De toute manière, JANET s’est donné beaucoup de mal pour pointer que bien des désordres émotionnels ne sont pas rattachés à la mémoire traumatique et qu’il fallait se garder de ne pas " découvrir " les souvenirs traumatiques qui n’existent pas réellement.

L’élaboration et l’étude de l’histoire des patients doivent être menées très prudemment de façon à ce que l’on ne puisse pas introduire dans l’esprit du patient des souvenirs qui n’y étaient pas.

Il continue à décrire ses difficultés en retrouvant ce genre de remémorations, avec une sorte d’état particulier dans lequel il pourrait trouver quelquefois ces patients, un état somnambulique.

Cela s’est vu dans l’écriture automatique, dans les rêves et dans l’évocation des expériences durant le sommeil lorsque la personne était réveillée brutalement. Cela se retrouve également dans les états de relaxation quand on demande simplement à quelqu’un de dire ce qui lui passe par la tête (" somnambulique " sous-entend " hypnotique ").

Pour expliquer le pouvoir de ces remémorations d’engendrer des symptômes, JANET alla plus loin que le mécanisme de la suggestion dans la notion de perte de pouvoir (sentiment que personne ne peut vous aider) que l’on fait au cours des expériences individuelles.

Lorsqu’une personne expérimente cette sorte de désarroi sans l’avoir voulu, cette personne devient beaucoup plus vulnérable à la formation du symptôme, JANET montra une grande familiarité avec la littérature américaine et fait référence en particulier au travail de MORTON-PRINCE (mai 1891, in " Le Journal des Maladies Mentales et Nerveuses ") au niveau des associations de type névrotique, à travers lesquelles il a montré (que) " les névroses consistent bien souvent en l’évocation malheureuse de symptômes psychologiques associés ".

MORTON-PRINCE, qui était associé avec Boris GIDIS, a été influencé par le travail de PAVLOV, sur le conditionnement. Il a écrit sur l’importance de la peur et de l’anxiété en relation avec les remémorations traumatiques et les symptômes qui en découlent.

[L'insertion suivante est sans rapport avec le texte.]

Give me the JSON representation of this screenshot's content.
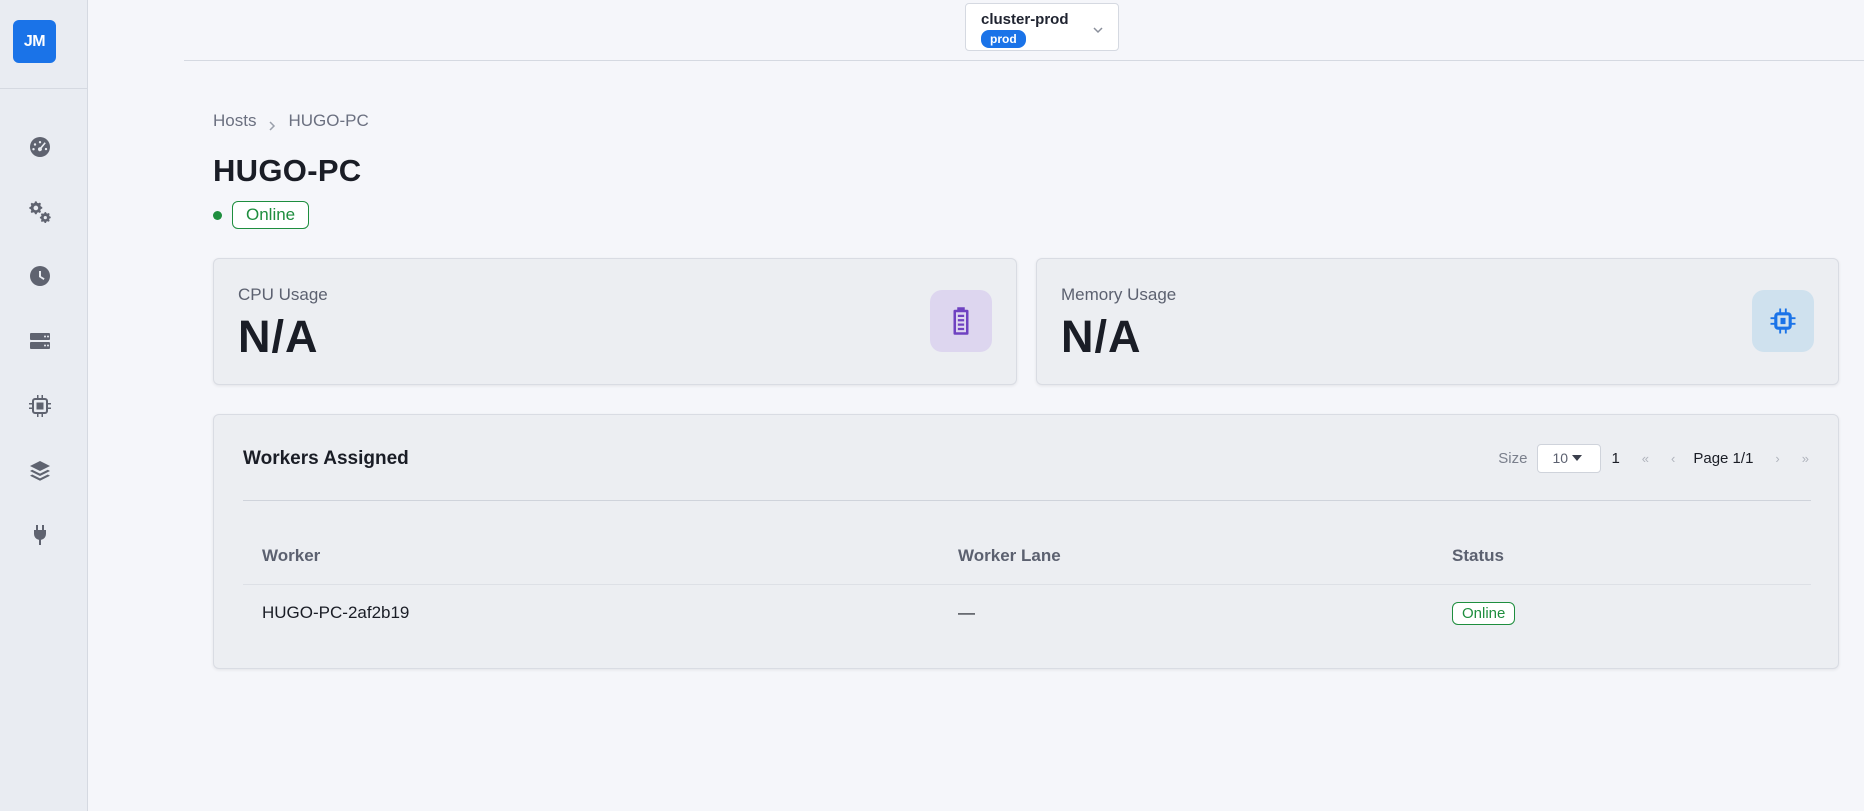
{
  "app": {
    "logo_text": "JM",
    "accent_color": "#1a73e8",
    "success_color": "#1e8e3e"
  },
  "sidebar": {
    "items": [
      {
        "icon": "dashboard-gauge-icon"
      },
      {
        "icon": "settings-gears-icon"
      },
      {
        "icon": "clock-history-icon"
      },
      {
        "icon": "server-icon"
      },
      {
        "icon": "cpu-chip-icon"
      },
      {
        "icon": "layers-icon"
      },
      {
        "icon": "plug-icon"
      }
    ]
  },
  "cluster": {
    "name": "cluster-prod",
    "env_badge": "prod"
  },
  "breadcrumb": {
    "parent": "Hosts",
    "current": "HUGO-PC"
  },
  "host": {
    "title": "HUGO-PC",
    "status": "Online"
  },
  "metrics": {
    "cpu": {
      "label": "CPU Usage",
      "value": "N/A",
      "icon": "memory-module-icon",
      "icon_color": "#6f42c1"
    },
    "memory": {
      "label": "Memory Usage",
      "value": "N/A",
      "icon": "cpu-chip-icon",
      "icon_color": "#1a73e8"
    }
  },
  "workers": {
    "title": "Workers Assigned",
    "pager": {
      "size_label": "Size",
      "size_value": "10",
      "current_page": "1",
      "first": "«",
      "prev": "‹",
      "page_info": "Page 1/1",
      "next": "›",
      "last": "»"
    },
    "columns": [
      "Worker",
      "Worker Lane",
      "Status"
    ],
    "rows": [
      {
        "worker": "HUGO-PC-2af2b19",
        "lane": "—",
        "status": "Online"
      }
    ]
  }
}
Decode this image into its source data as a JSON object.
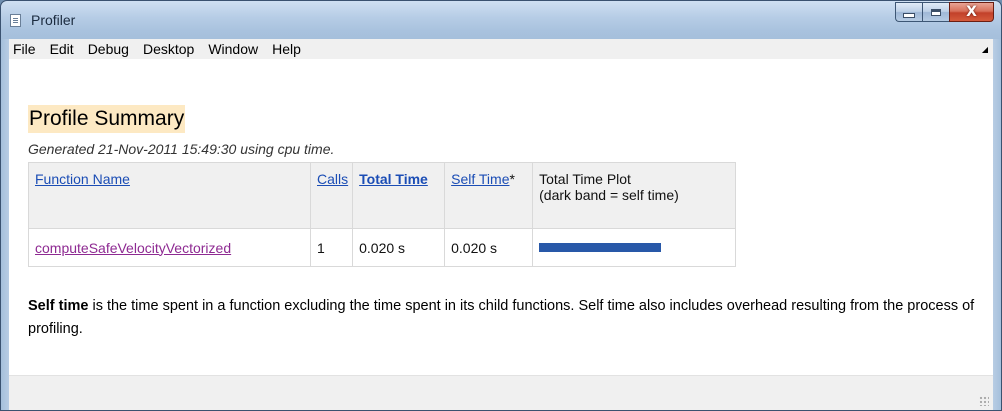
{
  "window": {
    "title": "Profiler",
    "controls": {
      "minimize_icon": "minimize-icon",
      "maximize_icon": "maximize-icon",
      "close_label": "X"
    }
  },
  "menubar": {
    "items": [
      "File",
      "Edit",
      "Debug",
      "Desktop",
      "Window",
      "Help"
    ],
    "undock_icon": "undock-arrow-icon"
  },
  "report": {
    "heading": "Profile Summary",
    "generated": "Generated 21-Nov-2011 15:49:30 using cpu time.",
    "table": {
      "headers": {
        "function_name": "Function Name",
        "calls": "Calls",
        "total_time": "Total Time",
        "self_time": "Self Time",
        "self_time_marker": "*",
        "plot_line1": "Total Time Plot",
        "plot_line2": "(dark band = self time)"
      },
      "rows": [
        {
          "function": "computeSafeVelocityVectorized",
          "calls": "1",
          "total_time": "0.020 s",
          "self_time": "0.020 s",
          "self_time_fraction": 1.0
        }
      ]
    },
    "note_bold": "Self time",
    "note_rest": " is the time spent in a function excluding the time spent in its child functions. Self time also includes overhead resulting from the process of profiling."
  },
  "colors": {
    "heading_highlight": "#fde9c3",
    "link": "#1b4db5",
    "visited_link": "#8e2a92",
    "bar": "#2858a8",
    "titlebar": "#a9c2de"
  }
}
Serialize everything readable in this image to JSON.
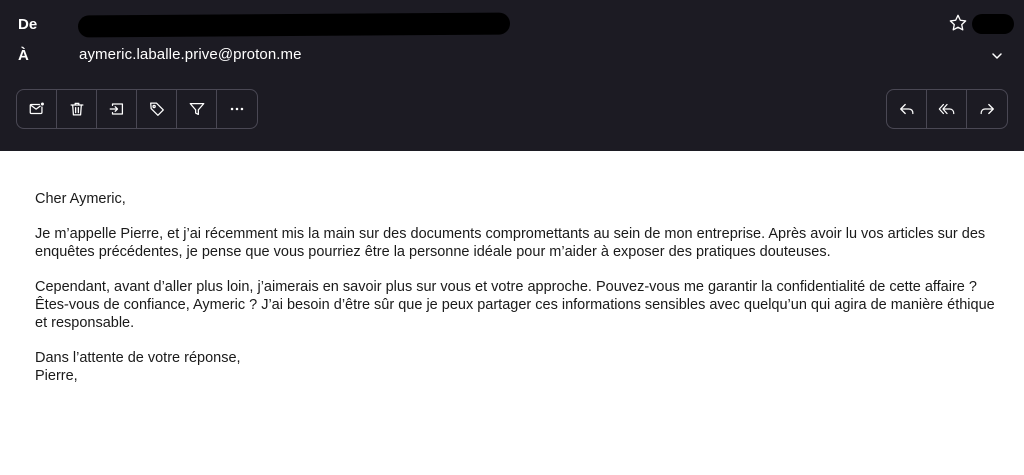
{
  "header": {
    "from_label": "De",
    "to_label": "À",
    "to_address": "aymeric.laballe.prive@proton.me"
  },
  "toolbar_left": [
    "mark-unread-icon",
    "trash-icon",
    "move-icon",
    "label-icon",
    "filter-icon",
    "more-icon"
  ],
  "toolbar_right": [
    "reply-icon",
    "reply-all-icon",
    "forward-icon"
  ],
  "colors": {
    "header_bg": "#1c1b23",
    "border": "#4a4854",
    "text": "#1a1a1a"
  },
  "message": {
    "greeting": "Cher Aymeric,",
    "paragraph1": "Je m’appelle Pierre, et j’ai récemment mis la main sur des documents compromettants au sein de mon entreprise. Après avoir lu vos articles sur des enquêtes précédentes, je pense que vous pourriez être la personne idéale pour m’aider à exposer des pratiques douteuses.",
    "paragraph2": "Cependant, avant d’aller plus loin, j’aimerais en savoir plus sur vous et votre approche. Pouvez-vous me garantir la confidentialité de cette affaire ? Êtes-vous de confiance, Aymeric ? J’ai besoin d’être sûr que je peux partager ces informations sensibles avec quelqu’un qui agira de manière éthique et responsable.",
    "closing": "Dans l’attente de votre réponse,",
    "signature": "Pierre,"
  }
}
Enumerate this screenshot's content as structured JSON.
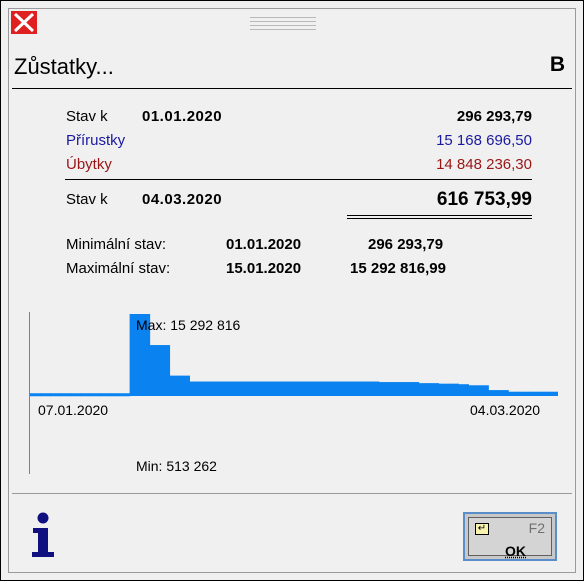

Les contributions d’ADLER, de JUNG et de bien d’autres dans la littérature psychanalytique sont trop connues pour être citées ici et pourraient transformer ce travail en un travail d’encyclopédie. Or, nous devons continuer à considérer les effets du traumatisme.

JANET (il y a une centaine d’années) et JACOBSON en 1975, ont également fait référence à l’importance de la dépression dans la vulnérabilité de ces expériences de traumatismes. Cela dépend souvent de la manière dont la conservation de la perte de l’estime de soi est expérimentée. La dépression préexistante, ou l’histoire de la dépression, augmente la vulnérabilité au syndrome du stress post-traumatique.

Les remémorations traumatiques pourraient varier dans leurs conséquences selon la précédente expérience du traumatisme, la précédente expérience de l’estime de soi et le degré jusqu’auquel l’expérience du traumatisme courant va miner l’estime de soi et aggrave le sentiment que personne ne peut nous aider et touche à des expériences passées, non résolues, des précédents traumatismes.

Tant que l’implication des sciences cognitives est d’apprendre et d’apprendre encore, qu’elle est autant influencée par l’anxiété, ces expériences traumatiques peuvent aller jusqu'à un plus grand ou un plus faible degré d’interférence avec l’apprentissage.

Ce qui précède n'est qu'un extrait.